ACPC Condemns Qadyrov Assassination
The American Committee for Peace in Chechnya (ACPC) today strongly condemned Sunday's assassination of Moscow-backed administrative head Akhmed Qadyrov and called for a renewed commitment by both parties to end the war through peaceful negotiations.
"Yesterday's attack was reprehensible," said ACPC Executive Director Glen Howard, "and only serves to escalate the cycle of violence in a region desperately in need of peace."
The Associated Press estimates that 24 people were killed and over 60 injured. Among those critically injured was Colonel General Valery Baranov, Commander of the Joint Group of Forces in the North Caucasus and Russia's highest-ranking military officer in the region. Russian President Vladimir Putin praised Qadyrov in an address later that day, adding that "retribution" would be "inescapable" for "the terrorists" with whom "we are waging the struggle today."
In a statement to Chechenpress.com, Chechen separatist leader Aslan Maskhadov repudiated the bombing and denied involvement. "We condemn any form of terrorism irrespective of ideology, including arbitrary execution, kidnapping, hostage-taking for political reasons and political killings."
Qadyrov assumed the mantel of Chechnya's presidency after an election in October 2003. Despite being lauded by Moscow as a step toward bringing peace and stability to the region, most western observers decried the results as illegitimate, pointing to reports of systematic coercive tactics by the Qadyrov regime.
"The bombing simply represents the tragic end to a seriously flawed process meant to install a Kremlin proxy in Chechnya.

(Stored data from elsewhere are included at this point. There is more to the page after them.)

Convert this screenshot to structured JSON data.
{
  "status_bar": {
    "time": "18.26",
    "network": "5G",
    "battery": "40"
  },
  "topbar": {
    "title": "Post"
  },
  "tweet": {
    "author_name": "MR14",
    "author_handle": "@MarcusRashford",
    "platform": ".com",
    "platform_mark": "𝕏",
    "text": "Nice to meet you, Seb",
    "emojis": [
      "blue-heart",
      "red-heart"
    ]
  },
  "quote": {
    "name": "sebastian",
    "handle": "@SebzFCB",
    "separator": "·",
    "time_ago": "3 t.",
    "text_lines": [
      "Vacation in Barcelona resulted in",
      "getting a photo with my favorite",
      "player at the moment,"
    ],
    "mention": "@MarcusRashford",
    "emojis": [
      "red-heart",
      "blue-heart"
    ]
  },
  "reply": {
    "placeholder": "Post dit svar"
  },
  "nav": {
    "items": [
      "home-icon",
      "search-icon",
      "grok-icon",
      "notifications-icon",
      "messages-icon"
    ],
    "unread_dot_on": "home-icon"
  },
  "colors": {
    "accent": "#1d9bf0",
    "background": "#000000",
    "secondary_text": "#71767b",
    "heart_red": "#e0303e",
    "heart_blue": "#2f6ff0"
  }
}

Only through a genuine commitment to peace negotiations will there be any chance of ending the war. A return to the Liechtenstein Peace Process, started in 2002, would be an excellent first step in reopening a Russo-Chechen dialogue on peace," Howard concluded.
Founded in 1999, the American Committee for Peace in Chechnya (ACPC) is a bipartisan coalition of distinguished Americans dedicated to promoting a peaceful end to the war in Chechnya.